After you’ve waded through the plethora of volumes on frontier studies dealing with various periods that have been produced in the last two decades, mostly touting sexy terms like ‘interaction’ and ‘exchange’ (and mostly deploring the role of whichever oppressor they decry), you get back into the barren wastelands of the 1960s, when nobody seems to have worried whether empires were edgy. How did scholars (and publishers, who have special bandwagon-adhesive-coated-boots) manage? Well, they got by. But do all these modern writers know the source of the phrase? It seems unlikely. I asked a few I know (and, yes, I know more than one) who have used it and they did not, and none of the others seem to quote the Urquelle for their label. The mystery deepens. Let’s venture a little further back in time.
In 1906, it turns out, Mills and Boon (that made you sit up!) published The Edge of Empire, a piece of romantic fiction by Joan Sutherland – no, not that one; this is the pen name of Joan Collings (1890–1947) – set in, you will not be surprised to learn, Imperial India. You famously can’t copyright a title, which is probably just as well, when we look only a few years earlier and find On The Edge of Empire by Edgar Jepson and David Beames. Again, it is set in India and of its time (as fiction usually is). So, we are getting closer, but can the phrase really have originated with one or other romantic historical fiction author?
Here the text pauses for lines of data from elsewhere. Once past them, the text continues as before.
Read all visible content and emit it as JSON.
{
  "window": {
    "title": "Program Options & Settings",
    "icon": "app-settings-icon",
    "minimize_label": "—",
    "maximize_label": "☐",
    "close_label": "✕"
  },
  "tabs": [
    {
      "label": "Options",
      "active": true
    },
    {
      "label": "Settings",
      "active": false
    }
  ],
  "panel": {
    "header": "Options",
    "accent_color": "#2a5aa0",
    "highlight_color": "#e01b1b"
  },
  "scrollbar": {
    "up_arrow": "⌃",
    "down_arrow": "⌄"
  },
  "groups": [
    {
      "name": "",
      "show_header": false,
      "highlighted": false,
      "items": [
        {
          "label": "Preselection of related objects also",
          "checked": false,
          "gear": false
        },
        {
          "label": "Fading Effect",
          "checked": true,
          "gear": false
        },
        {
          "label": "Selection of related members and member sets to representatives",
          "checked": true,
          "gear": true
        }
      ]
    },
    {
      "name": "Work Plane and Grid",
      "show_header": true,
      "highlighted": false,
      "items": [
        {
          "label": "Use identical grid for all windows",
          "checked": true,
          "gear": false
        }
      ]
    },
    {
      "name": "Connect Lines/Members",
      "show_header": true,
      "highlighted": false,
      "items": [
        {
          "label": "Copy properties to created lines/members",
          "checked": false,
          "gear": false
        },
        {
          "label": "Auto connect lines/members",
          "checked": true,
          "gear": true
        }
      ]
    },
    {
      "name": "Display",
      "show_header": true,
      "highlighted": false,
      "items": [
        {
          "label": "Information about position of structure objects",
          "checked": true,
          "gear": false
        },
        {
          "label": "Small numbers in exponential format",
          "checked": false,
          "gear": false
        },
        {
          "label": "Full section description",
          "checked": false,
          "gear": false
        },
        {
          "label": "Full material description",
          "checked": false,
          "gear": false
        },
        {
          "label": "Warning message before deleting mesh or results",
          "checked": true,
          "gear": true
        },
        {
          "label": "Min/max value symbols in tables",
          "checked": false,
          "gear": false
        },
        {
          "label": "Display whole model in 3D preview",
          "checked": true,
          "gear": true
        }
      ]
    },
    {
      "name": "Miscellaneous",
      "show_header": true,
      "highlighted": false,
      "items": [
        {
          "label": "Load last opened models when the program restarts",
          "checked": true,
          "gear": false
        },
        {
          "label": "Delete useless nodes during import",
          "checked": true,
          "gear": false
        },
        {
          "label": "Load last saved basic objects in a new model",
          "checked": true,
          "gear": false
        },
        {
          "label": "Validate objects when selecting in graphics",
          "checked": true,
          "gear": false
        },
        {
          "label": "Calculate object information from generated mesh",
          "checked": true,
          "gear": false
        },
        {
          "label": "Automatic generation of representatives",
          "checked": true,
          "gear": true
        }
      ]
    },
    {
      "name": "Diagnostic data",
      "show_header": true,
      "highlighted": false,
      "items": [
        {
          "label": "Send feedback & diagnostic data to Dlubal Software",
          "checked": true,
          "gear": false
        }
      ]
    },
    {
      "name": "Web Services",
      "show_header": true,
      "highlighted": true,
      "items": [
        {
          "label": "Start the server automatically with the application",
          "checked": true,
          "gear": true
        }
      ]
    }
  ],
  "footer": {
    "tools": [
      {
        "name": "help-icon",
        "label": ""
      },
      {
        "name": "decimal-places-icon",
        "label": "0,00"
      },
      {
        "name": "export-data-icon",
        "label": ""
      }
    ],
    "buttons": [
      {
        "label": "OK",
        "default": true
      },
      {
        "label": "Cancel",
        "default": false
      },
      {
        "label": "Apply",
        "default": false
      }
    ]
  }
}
Unfortunately, at that point the trail peters out. Novelists have a habit of using quotations as titles and ‘The Edge of Empire’ has the feel of a quote, but I have been unable to trace the source. If you know it, do let me know and put me out of my misery. Actually, you can only really put me out of that misery by banning anybody from using it again for a period of, say, a century. Yes, that should do it.
Reality
The truth is, of course, that most of the frontiers so spectacularly plastered with the label Edge of Empire were very far from the edge of anybody’s empire. Hadrian’s Wall was always accompanied by its outpost forts at Birrens, Netherby, Bewcastle, Risingham, and High Rochester. Even without them, we might have suspected that Roman material culture would have oozed over the frontier, but with them there, it seems fairly certain. Even the Antonine Wall had contemporary forts to the north (Strageath, Ardoch, and Bertha spring to mind), so that too was far from the edge of anything. The areas outwith the frontiers were nevertheless under Rome’s sway to some extent and certain areas, Caledonia and Germania for instance, could be seen as handy ‘big game parks’, in which emperors hungry for a bit of military glory could venture out, defeat some barbarians and garner some captives, before returning home, issuing some self-congratulatory coins and perhaps putting up an arch somewhere more-or-less obscure to wrap things up nicely. Frontiers, it seems, tend to be two-way ticket barriers, not edged weapons, and as we are all discovering in 2014, they can have an afterlife as political footballs.